AJNR Am J Neuroradiol. 2022 Jul;43(7):1012-1017. doi: 10.3174/ajnr.A7552. Epub 2022 Jun 30.
There is growing evidence of leakage of gadolinium in an impaired blood-retina barrier. We investigated gadolinium enhancement in different eye compartments and correlated the enhancement with specific ophthalmologic diseases.
In a prospective clinical study (ClinicalTrials.gov Identifier: NCT05035251), 95 patients (63 with and 32 without ophthalmologic disease) were examined before and after gadolinium administration (20 and 120 minutes) with heavily T2-weighted FLAIR. The cohort was divided according to the location of pathology into anterior and posterior eye compartment groups. Relative signal intensity increase in the anterior eye chamber, vitreous body with retina, optic nerve sheath, and the Meckel cave was analyzed and correlated with the final clinical diagnosis.
In patients with a disorder in the anterior eye compartment, significant signal intensity increases were found in the central anterior eye chamber ( 20 minutes = .000, 120 minutes = .000), lateral anterior eye chamber ( 20 minutes = .001, 120 minutes = .005), and vitreous body with retina ( 20 minutes = .02) compared with the control group.
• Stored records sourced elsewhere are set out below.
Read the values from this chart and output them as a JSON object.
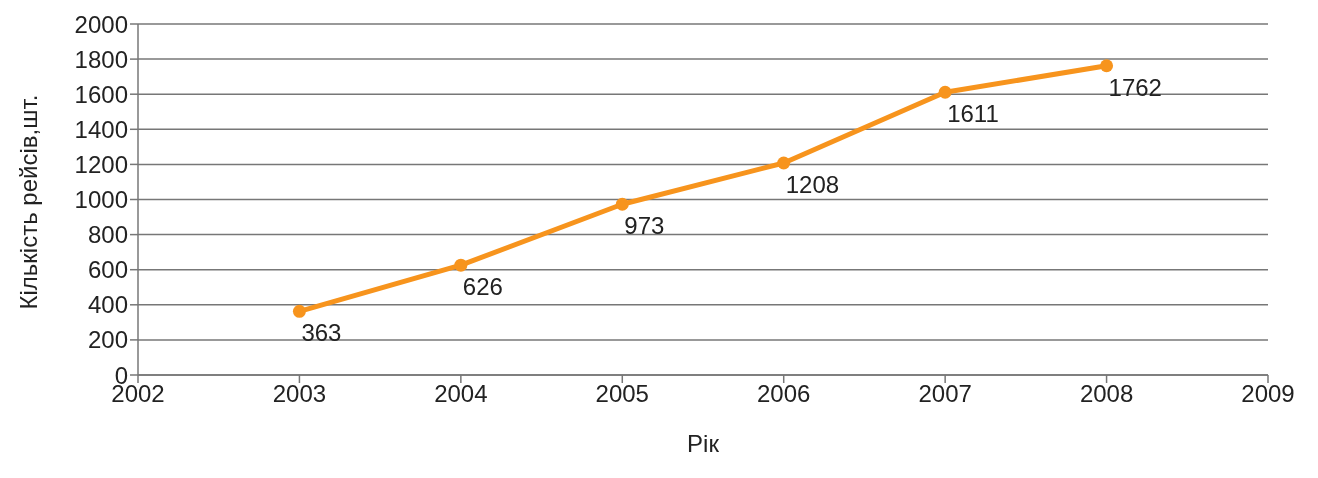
{
  "chart_data": {
    "type": "line",
    "xlabel": "Рік",
    "ylabel": "Кількість рейсів,шт.",
    "x": [
      2003,
      2004,
      2005,
      2006,
      2007,
      2008
    ],
    "values": [
      363,
      626,
      973,
      1208,
      1611,
      1762
    ],
    "color": "#f7941d",
    "xlim": [
      2002,
      2009
    ],
    "xticks": [
      2002,
      2003,
      2004,
      2005,
      2006,
      2007,
      2008,
      2009
    ],
    "ylim": [
      0,
      2000
    ],
    "yticks": [
      0,
      200,
      400,
      600,
      800,
      1000,
      1200,
      1400,
      1600,
      1800,
      2000
    ],
    "grid": "y",
    "marker": "circle",
    "line_style": "solid",
    "data_labels": true
  }
}
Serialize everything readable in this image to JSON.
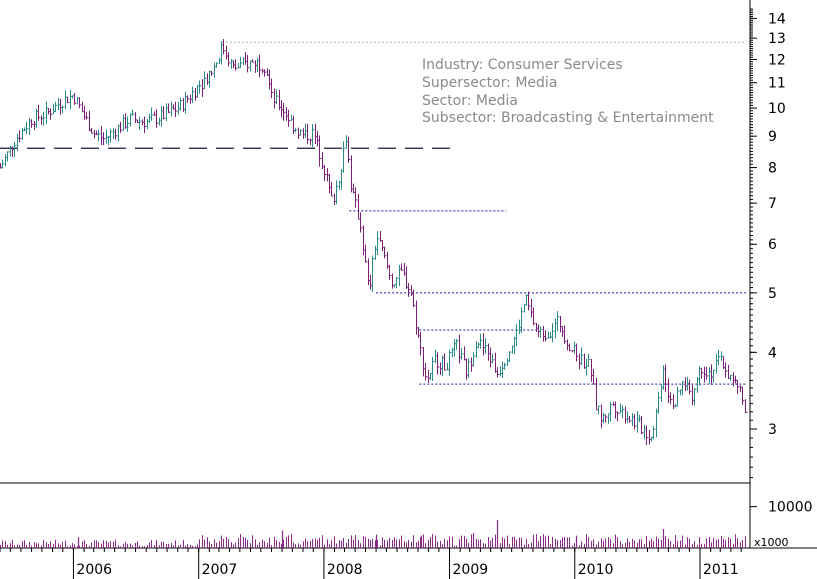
{
  "info": {
    "industry": "Industry: Consumer Services",
    "supersector": "Supersector: Media",
    "sector": "Sector: Media",
    "subsector": "Subsector: Broadcasting & Entertainment"
  },
  "colors": {
    "price_bar": "#7a1f7a",
    "price_bar_alt": "#2a8a8a",
    "volume_bar": "#8a2a8a",
    "level_line": "#1a1aa8",
    "long_dash_line": "#1a1a3a",
    "peak_line": "#b0b0b0"
  },
  "chart_data": {
    "type": "ohlc",
    "price_axis": {
      "scale": "log",
      "range": [
        2.45,
        15
      ],
      "ticks": [
        3,
        4,
        5,
        6,
        7,
        8,
        9,
        10,
        11,
        12,
        13,
        14
      ],
      "tick_labels": [
        "3",
        "4",
        "5",
        "6",
        "7",
        "8",
        "9",
        "10",
        "11",
        "12",
        "13",
        "14"
      ]
    },
    "volume_axis": {
      "unit_label": "x1000",
      "ticks": [
        10000
      ],
      "tick_labels": [
        "10000"
      ],
      "range": [
        0,
        15000
      ]
    },
    "x_axis": {
      "range": [
        "2005-06-01",
        "2011-05-15"
      ],
      "year_labels": [
        "2006",
        "2007",
        "2008",
        "2009",
        "2010",
        "2011"
      ]
    },
    "price_path": [
      [
        "2005-06-01",
        8.0
      ],
      [
        "2005-07-15",
        8.9
      ],
      [
        "2005-09-01",
        9.6
      ],
      [
        "2005-10-15",
        9.8
      ],
      [
        "2005-12-01",
        10.3
      ],
      [
        "2006-01-01",
        10.5
      ],
      [
        "2006-02-01",
        9.7
      ],
      [
        "2006-03-01",
        9.1
      ],
      [
        "2006-04-01",
        8.9
      ],
      [
        "2006-05-01",
        9.2
      ],
      [
        "2006-06-15",
        9.6
      ],
      [
        "2006-08-01",
        9.5
      ],
      [
        "2006-09-15",
        9.7
      ],
      [
        "2006-11-01",
        10.0
      ],
      [
        "2006-12-01",
        10.4
      ],
      [
        "2007-01-15",
        11.1
      ],
      [
        "2007-02-15",
        11.7
      ],
      [
        "2007-03-10",
        12.6
      ],
      [
        "2007-03-25",
        12.2
      ],
      [
        "2007-04-10",
        11.6
      ],
      [
        "2007-05-15",
        11.8
      ],
      [
        "2007-06-15",
        11.9
      ],
      [
        "2007-07-15",
        11.7
      ],
      [
        "2007-08-01",
        10.4
      ],
      [
        "2007-09-01",
        10.0
      ],
      [
        "2007-10-01",
        9.4
      ],
      [
        "2007-11-01",
        9.0
      ],
      [
        "2007-12-01",
        9.1
      ],
      [
        "2008-01-01",
        8.0
      ],
      [
        "2008-01-25",
        7.0
      ],
      [
        "2008-02-15",
        7.8
      ],
      [
        "2008-03-05",
        9.0
      ],
      [
        "2008-03-20",
        7.4
      ],
      [
        "2008-04-15",
        6.5
      ],
      [
        "2008-05-10",
        5.0
      ],
      [
        "2008-06-01",
        6.2
      ],
      [
        "2008-06-20",
        5.8
      ],
      [
        "2008-07-15",
        5.2
      ],
      [
        "2008-08-15",
        5.4
      ],
      [
        "2008-09-10",
        5.0
      ],
      [
        "2008-10-05",
        4.1
      ],
      [
        "2008-10-25",
        3.6
      ],
      [
        "2008-11-20",
        3.9
      ],
      [
        "2008-12-20",
        3.8
      ],
      [
        "2009-01-20",
        4.1
      ],
      [
        "2009-02-20",
        3.7
      ],
      [
        "2009-03-20",
        4.2
      ],
      [
        "2009-04-20",
        4.0
      ],
      [
        "2009-05-20",
        3.7
      ],
      [
        "2009-06-20",
        4.0
      ],
      [
        "2009-07-15",
        4.3
      ],
      [
        "2009-08-10",
        4.9
      ],
      [
        "2009-08-25",
        4.6
      ],
      [
        "2009-09-15",
        4.3
      ],
      [
        "2009-10-15",
        4.3
      ],
      [
        "2009-11-15",
        4.5
      ],
      [
        "2009-12-15",
        4.1
      ],
      [
        "2010-01-15",
        3.9
      ],
      [
        "2010-02-15",
        3.8
      ],
      [
        "2010-03-01",
        3.3
      ],
      [
        "2010-03-20",
        3.1
      ],
      [
        "2010-04-20",
        3.3
      ],
      [
        "2010-05-20",
        3.2
      ],
      [
        "2010-06-20",
        3.1
      ],
      [
        "2010-07-20",
        3.0
      ],
      [
        "2010-08-10",
        2.9
      ],
      [
        "2010-08-30",
        3.3
      ],
      [
        "2010-09-15",
        3.8
      ],
      [
        "2010-10-01",
        3.4
      ],
      [
        "2010-10-20",
        3.3
      ],
      [
        "2010-11-15",
        3.6
      ],
      [
        "2010-12-10",
        3.4
      ],
      [
        "2011-01-01",
        3.8
      ],
      [
        "2011-02-01",
        3.7
      ],
      [
        "2011-03-01",
        3.9
      ],
      [
        "2011-04-01",
        3.6
      ],
      [
        "2011-04-25",
        3.5
      ],
      [
        "2011-05-10",
        3.2
      ]
    ],
    "volume_spikes": [
      [
        "2007-09-01",
        4200
      ],
      [
        "2008-06-01",
        3200
      ],
      [
        "2009-05-20",
        6800
      ],
      [
        "2009-03-10",
        3600
      ],
      [
        "2010-09-15",
        4600
      ],
      [
        "2008-10-10",
        3000
      ],
      [
        "2010-01-05",
        3000
      ],
      [
        "2006-01-15",
        2600
      ]
    ],
    "reference_lines": [
      {
        "style": "long-dash",
        "price": 8.6,
        "from": "2005-06-01",
        "to": "2009-01-15"
      },
      {
        "style": "dotted",
        "price": 6.8,
        "from": "2008-03-15",
        "to": "2009-06-15"
      },
      {
        "style": "dotted",
        "price": 5.0,
        "from": "2008-06-01",
        "to": "2011-05-15"
      },
      {
        "style": "dotted",
        "price": 4.35,
        "from": "2008-10-05",
        "to": "2009-09-15"
      },
      {
        "style": "dotted",
        "price": 3.55,
        "from": "2008-10-05",
        "to": "2011-05-15"
      },
      {
        "style": "dotted-grey",
        "price": 12.8,
        "from": "2007-03-10",
        "to": "2011-05-15"
      }
    ]
  }
}
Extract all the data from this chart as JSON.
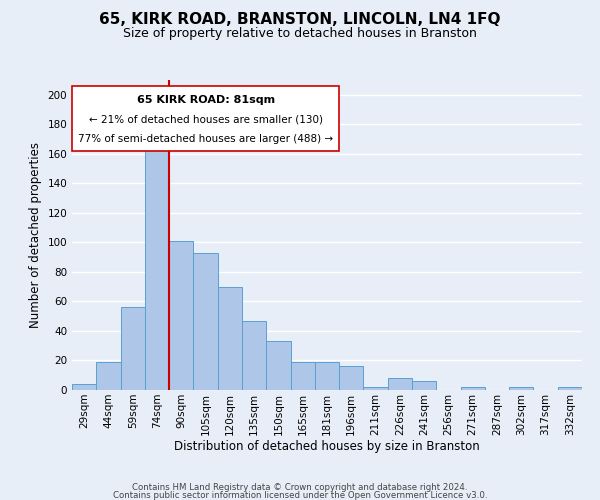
{
  "title": "65, KIRK ROAD, BRANSTON, LINCOLN, LN4 1FQ",
  "subtitle": "Size of property relative to detached houses in Branston",
  "xlabel": "Distribution of detached houses by size in Branston",
  "ylabel": "Number of detached properties",
  "bin_labels": [
    "29sqm",
    "44sqm",
    "59sqm",
    "74sqm",
    "90sqm",
    "105sqm",
    "120sqm",
    "135sqm",
    "150sqm",
    "165sqm",
    "181sqm",
    "196sqm",
    "211sqm",
    "226sqm",
    "241sqm",
    "256sqm",
    "271sqm",
    "287sqm",
    "302sqm",
    "317sqm",
    "332sqm"
  ],
  "bar_heights": [
    4,
    19,
    56,
    165,
    101,
    93,
    70,
    47,
    33,
    19,
    19,
    16,
    2,
    8,
    6,
    0,
    2,
    0,
    2,
    0,
    2
  ],
  "bar_color": "#aec6e8",
  "bar_edge_color": "#5a9fd4",
  "ylim": [
    0,
    210
  ],
  "yticks": [
    0,
    20,
    40,
    60,
    80,
    100,
    120,
    140,
    160,
    180,
    200
  ],
  "vline_color": "#cc0000",
  "ann_line1": "65 KIRK ROAD: 81sqm",
  "ann_line2": "← 21% of detached houses are smaller (130)",
  "ann_line3": "77% of semi-detached houses are larger (488) →",
  "footer_line1": "Contains HM Land Registry data © Crown copyright and database right 2024.",
  "footer_line2": "Contains public sector information licensed under the Open Government Licence v3.0.",
  "background_color": "#e8eef7",
  "plot_bg_color": "#e8eef7",
  "grid_color": "#ffffff"
}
Patients with pathologies in the posterior eye compartment showed higher signal intensity levels in the central anterior eye compartment ( 20 minutes = .041) and vitreous body with retina ( 120 minutes = .006).
Increased gadolinium enhancement was found in the central and lateral anterior eye compartments and the vitreous body with retina in patients with anterior eye compartment disorders 20 and 120 minutes after contrast application, suggesting impairment of the blood-aqueous barrier. In patients with a disorder in the posterior eye compartment, pathologic enhancement indicated disruption of the blood-retinal barrier that allows gadolinium to diffuse into the vitreous body with retina from posterior to anterior, opposite to the known physiologic glymphatic pathway.
越来越多的证据表明,在血视网膜屏障受损的情况下,钆会发生渗漏。我们研究了不同眼部隔室的钆增强,并将增强与特定的眼科疾病相关联。
在一项前瞻性临床研究(ClinicalTrials.gov 标识符:NCT05035251)中,95 名患者(63 名患有和 32 名不患有眼科疾病)在注射钆前后(20 分钟和 120 分钟)进行了重度 T2 加权 FLAIR 检查。根据病变部位,将队列分为前眼隔室组和后眼隔室组。分析了前眼前房、玻璃体伴视网膜、视神经鞘和 Meckel 窝的相对信号强度增加,并与最终临床诊断相关联。
在前眼隔室疾病患者中,中央前眼前房(20 分钟 =.000,120 分钟 =.000)、侧眼前房(20 分钟 =.001,120 分钟 =.005)和玻璃体伴视网膜(20 分钟 =.02)的信号强度增加显著,与对照组相比。后眼隔室疾病患者的中央前眼前房(20 分钟 =.041)和玻璃体伴视网膜(120 分钟 =.006)的信号强度水平较高。
在注射造影剂后 20 分钟和 120 分钟,前眼隔室疾病患者的中央和侧前眼前房以及玻璃体伴视网膜出现了增强,提示血房水屏障受损。在后眼隔室疾病患者中,病理增强表明血视网膜屏障受损,允许钆从后向前扩散到玻璃体伴视网膜,与已知的生理神经胶质途径相反。